晋江文学城
下一章 上一章  目录  设置

115、所有人都听见 用整个冰帝 ...

  •   六月二十八日,东京连续下了几天的雨终于停下。冰帝音乐厅外的石阶仍然潮湿。入口处新换上的夏季音乐会海报被风吹得轻轻晃动。

      冰帝学园交响乐团夏季音乐会。

      上半场:
      莫扎特《魔笛》序曲。
      肖邦f小调第二钢琴协奏曲 - 钢琴独奏:Lyra Campbell。

      演出从晚上六点开始。

      岑韵下午两点便进入音乐厅。观众席尚未开放,舞台灯已经全部亮起。三角钢琴放在指挥台左侧,琴盖完全打开。空荡的音乐厅里,每一步都会留下比平时更长的回声。她先试了第一乐章最容易失去控制的段落,又确认第三乐章与木管衔接的位置。

      最后翻到第二乐章。第一个乐句刚刚出现,岑韵便停了下来。

      “准备留到晚上?”钢琴老师从舞台另一侧走过来。

      “没有必要现在完整弹一遍。”

      老师看了她一眼,也没有拆穿。

      “五点以前别再练了。去吃东西,休息。”

      “我知道。” 岑韵合上琴盖。

      后台已经逐渐热闹起来。弦乐在检查弓毛,铜管做最后的吹奏测试,第一次参加正式演出的国中部学生连谱架的位置都确认了好几遍。Leo站在第一小提琴声部附近。他已经毕业,也不参加今天的演出,只在新首席主动询问时帮忙确认一处弓法。

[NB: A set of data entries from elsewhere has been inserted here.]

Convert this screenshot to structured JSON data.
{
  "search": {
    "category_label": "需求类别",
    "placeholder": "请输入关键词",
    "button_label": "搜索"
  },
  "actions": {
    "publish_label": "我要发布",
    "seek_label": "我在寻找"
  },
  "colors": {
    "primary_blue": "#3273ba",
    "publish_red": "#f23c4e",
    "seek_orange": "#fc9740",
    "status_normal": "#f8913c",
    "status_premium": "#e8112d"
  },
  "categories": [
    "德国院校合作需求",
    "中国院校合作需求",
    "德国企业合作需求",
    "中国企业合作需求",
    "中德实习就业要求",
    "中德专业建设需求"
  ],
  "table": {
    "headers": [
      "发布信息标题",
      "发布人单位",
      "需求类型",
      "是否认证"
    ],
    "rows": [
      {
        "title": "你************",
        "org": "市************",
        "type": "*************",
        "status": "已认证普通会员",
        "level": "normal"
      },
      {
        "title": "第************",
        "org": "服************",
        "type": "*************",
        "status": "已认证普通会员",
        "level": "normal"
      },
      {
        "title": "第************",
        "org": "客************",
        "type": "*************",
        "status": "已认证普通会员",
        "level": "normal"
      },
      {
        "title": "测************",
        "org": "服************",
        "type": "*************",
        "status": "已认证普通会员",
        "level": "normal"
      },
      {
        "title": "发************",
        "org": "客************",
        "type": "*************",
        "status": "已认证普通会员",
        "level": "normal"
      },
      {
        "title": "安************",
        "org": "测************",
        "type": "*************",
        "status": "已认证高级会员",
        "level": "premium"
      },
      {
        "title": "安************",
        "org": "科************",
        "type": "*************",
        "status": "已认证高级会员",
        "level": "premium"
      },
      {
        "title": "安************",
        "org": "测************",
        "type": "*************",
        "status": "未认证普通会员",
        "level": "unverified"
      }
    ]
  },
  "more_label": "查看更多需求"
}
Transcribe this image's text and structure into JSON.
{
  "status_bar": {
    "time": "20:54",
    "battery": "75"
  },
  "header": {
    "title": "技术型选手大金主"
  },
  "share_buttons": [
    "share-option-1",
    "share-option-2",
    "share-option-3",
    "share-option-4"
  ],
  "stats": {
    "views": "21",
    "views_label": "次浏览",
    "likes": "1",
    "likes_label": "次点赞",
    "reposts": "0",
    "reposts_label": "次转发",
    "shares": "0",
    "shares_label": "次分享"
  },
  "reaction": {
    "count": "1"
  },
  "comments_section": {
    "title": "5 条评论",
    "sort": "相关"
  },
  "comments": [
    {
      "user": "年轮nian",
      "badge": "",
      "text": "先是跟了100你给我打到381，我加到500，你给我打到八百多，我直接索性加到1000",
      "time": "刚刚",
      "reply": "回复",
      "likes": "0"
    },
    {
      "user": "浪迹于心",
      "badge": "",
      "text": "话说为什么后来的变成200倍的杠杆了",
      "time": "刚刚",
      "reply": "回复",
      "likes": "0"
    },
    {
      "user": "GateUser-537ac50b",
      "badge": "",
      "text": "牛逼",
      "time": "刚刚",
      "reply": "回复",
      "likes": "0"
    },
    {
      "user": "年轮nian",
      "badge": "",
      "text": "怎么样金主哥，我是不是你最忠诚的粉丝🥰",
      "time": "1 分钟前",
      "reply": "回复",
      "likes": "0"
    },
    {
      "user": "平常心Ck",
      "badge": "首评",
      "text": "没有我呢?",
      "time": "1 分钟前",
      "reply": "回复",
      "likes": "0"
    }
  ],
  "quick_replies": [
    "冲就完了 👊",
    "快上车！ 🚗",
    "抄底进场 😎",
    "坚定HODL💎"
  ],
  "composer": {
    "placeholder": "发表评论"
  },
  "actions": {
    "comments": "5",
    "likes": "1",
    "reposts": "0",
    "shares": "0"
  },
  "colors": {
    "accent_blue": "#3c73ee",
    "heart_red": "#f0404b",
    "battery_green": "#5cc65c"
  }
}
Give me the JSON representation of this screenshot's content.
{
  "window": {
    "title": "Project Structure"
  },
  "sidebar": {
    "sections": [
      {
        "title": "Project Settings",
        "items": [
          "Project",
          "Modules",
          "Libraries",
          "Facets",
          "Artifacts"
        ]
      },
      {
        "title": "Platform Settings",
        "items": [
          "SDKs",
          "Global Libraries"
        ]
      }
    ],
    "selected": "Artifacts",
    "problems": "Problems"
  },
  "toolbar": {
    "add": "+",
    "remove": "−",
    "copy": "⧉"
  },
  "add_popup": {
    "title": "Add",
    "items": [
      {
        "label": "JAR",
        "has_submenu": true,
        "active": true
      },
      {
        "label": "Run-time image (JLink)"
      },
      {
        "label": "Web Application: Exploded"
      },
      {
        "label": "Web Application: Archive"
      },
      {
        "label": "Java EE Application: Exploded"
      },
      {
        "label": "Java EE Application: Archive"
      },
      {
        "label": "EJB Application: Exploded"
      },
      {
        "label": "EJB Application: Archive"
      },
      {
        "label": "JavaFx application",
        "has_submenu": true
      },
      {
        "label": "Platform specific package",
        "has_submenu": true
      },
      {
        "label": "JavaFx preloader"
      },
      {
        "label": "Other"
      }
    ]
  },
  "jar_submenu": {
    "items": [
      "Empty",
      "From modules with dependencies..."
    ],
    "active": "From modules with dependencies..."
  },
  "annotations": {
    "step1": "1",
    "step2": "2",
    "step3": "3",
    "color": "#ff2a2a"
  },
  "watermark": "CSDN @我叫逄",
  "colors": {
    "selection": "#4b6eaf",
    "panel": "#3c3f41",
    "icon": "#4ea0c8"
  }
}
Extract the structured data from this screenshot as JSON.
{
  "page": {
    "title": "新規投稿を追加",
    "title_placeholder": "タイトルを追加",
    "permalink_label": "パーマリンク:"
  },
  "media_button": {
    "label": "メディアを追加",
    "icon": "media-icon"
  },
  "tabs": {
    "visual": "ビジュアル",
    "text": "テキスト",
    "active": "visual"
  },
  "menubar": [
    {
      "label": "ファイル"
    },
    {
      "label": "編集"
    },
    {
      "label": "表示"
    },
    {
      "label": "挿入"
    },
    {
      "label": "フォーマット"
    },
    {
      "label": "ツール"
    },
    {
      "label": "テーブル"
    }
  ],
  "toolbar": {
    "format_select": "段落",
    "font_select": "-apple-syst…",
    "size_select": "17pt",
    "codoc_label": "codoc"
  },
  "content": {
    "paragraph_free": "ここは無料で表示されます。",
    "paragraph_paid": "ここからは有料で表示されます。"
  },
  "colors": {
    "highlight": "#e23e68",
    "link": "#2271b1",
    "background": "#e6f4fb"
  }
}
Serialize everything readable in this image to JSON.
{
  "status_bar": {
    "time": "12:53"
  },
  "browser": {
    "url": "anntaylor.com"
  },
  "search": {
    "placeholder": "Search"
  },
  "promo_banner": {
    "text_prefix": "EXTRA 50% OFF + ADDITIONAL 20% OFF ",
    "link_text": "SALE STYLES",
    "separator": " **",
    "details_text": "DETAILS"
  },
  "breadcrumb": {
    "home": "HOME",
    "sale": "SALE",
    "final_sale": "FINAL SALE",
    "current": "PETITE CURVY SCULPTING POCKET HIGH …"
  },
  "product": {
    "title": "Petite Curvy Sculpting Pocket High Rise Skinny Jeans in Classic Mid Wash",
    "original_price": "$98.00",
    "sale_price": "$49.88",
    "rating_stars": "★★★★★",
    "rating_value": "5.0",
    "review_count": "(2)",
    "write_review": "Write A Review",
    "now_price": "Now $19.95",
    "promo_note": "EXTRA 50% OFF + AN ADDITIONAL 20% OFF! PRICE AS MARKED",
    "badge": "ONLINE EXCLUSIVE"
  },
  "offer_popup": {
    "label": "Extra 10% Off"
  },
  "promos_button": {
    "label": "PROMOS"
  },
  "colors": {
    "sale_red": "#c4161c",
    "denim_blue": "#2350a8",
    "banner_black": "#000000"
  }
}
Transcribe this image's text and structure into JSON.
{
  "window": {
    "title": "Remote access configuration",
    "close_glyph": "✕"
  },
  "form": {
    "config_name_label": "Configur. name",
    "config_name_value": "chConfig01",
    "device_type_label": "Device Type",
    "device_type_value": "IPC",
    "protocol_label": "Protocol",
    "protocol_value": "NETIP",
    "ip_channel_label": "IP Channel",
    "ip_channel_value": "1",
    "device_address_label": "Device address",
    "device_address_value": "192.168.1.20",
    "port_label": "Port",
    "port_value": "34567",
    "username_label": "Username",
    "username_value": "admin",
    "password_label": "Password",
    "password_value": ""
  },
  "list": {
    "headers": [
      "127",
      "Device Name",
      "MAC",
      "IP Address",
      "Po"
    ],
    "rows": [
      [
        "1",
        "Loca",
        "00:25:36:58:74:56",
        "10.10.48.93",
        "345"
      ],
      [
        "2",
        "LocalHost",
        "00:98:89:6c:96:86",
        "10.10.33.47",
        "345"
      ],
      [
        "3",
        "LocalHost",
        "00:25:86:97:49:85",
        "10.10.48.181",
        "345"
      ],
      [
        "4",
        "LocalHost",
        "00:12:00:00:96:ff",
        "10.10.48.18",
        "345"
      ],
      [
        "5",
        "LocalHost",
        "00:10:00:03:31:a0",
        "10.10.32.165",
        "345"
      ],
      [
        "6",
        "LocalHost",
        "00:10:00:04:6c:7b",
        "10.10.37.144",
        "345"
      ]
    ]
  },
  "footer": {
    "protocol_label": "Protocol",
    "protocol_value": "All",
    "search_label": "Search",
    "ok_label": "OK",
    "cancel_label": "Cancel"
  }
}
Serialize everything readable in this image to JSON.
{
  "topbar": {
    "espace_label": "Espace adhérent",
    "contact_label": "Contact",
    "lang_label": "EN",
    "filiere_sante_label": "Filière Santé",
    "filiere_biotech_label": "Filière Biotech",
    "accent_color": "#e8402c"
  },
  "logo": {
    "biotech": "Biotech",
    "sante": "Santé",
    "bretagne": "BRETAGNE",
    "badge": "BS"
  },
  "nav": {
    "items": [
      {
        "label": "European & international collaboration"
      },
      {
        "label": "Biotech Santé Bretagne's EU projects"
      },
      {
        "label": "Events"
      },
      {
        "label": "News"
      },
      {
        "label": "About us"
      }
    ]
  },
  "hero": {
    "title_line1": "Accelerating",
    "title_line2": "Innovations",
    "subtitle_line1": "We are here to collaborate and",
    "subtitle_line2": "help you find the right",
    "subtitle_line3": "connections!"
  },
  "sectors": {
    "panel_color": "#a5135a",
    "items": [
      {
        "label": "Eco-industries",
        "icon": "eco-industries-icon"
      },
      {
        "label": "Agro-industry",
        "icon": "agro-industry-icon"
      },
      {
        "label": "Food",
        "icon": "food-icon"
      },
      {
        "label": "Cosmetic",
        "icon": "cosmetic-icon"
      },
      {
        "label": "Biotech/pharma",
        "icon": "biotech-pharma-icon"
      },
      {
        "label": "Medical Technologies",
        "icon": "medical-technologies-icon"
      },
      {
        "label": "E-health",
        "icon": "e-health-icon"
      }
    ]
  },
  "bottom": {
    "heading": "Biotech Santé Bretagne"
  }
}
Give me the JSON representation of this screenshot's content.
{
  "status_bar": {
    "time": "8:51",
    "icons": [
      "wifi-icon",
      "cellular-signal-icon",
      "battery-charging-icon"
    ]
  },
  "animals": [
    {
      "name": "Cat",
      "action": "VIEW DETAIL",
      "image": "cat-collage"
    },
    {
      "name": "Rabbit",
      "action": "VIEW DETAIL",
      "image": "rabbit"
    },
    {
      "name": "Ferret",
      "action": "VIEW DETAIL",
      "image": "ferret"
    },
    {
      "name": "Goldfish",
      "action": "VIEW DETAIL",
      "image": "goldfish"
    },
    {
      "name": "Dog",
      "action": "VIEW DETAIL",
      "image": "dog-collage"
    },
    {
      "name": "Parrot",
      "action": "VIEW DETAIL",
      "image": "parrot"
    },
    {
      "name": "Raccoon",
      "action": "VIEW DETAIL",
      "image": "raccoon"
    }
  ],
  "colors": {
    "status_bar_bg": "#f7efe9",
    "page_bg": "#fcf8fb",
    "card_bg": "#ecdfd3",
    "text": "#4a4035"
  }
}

      岑韵从舞台下来时,Leo看了她一眼:“你今天很高兴。”

      岑韵没有否认。

      “妈妈到了吗?”

      “已经在前厅。”

      冰帝会为学校存档录制整场音乐会。父亲无法赶到东京,却已经要求Leo在录像整理完成以后,第一时间把文件发给他。

      “还有很多人来了。”Leo补充。

      “谁?”

      “上台以后自己看。”

      岑韵把节目单塞回他手里:“我要准备了。”

      她走出几步,Leo又叫住她。

      “Lyra。”

      岑韵回头。两年前,是Leo把她带进冰帝交响乐团。现在他站在后台之外,不再担任首席,也不会坐进乐团。

      “会弹得很好。”他说。

      岑韵看了他一会儿,“我知道。”

      Leo笑了一下。

      五点半以后,音乐厅开始允许观众入场。

      冰帝网球部几乎占据了观众席中间偏左的一整排。迹部坐在最靠近中央的位置。忍足手里拿着节目册,没有带小说。向日正在研究协奏曲后面标注的演奏时长,看见半个多小时时,表情明显停了一下。

      “只有一首?”

      “有三个乐章。”忍足说。

      “中间能鼓掌吗?”

      “不能。”

      “为什么?”

      “因为作品还没有结束。”

      芥川在灯光调暗以前仍然闭着眼睛,像随时可能睡着。向日十分怀疑,他根本无法坚持到第三乐章。

      “他为什么也来?”

      迹部没有回头,“本大爷要求网球部参加学校正式活动。”

      芥川睁开一点眼睛:“我也想听坎贝尔弹琴。”他说完,又靠回椅背。

      另一边,幸村与真田一起进入音乐厅。仁王和丸井跟在后面。切原没有出现。国中部关东大会前的安排出了问题。两名正选对出场顺序存在争议,新生组又有人没有按要求提交身体检查表。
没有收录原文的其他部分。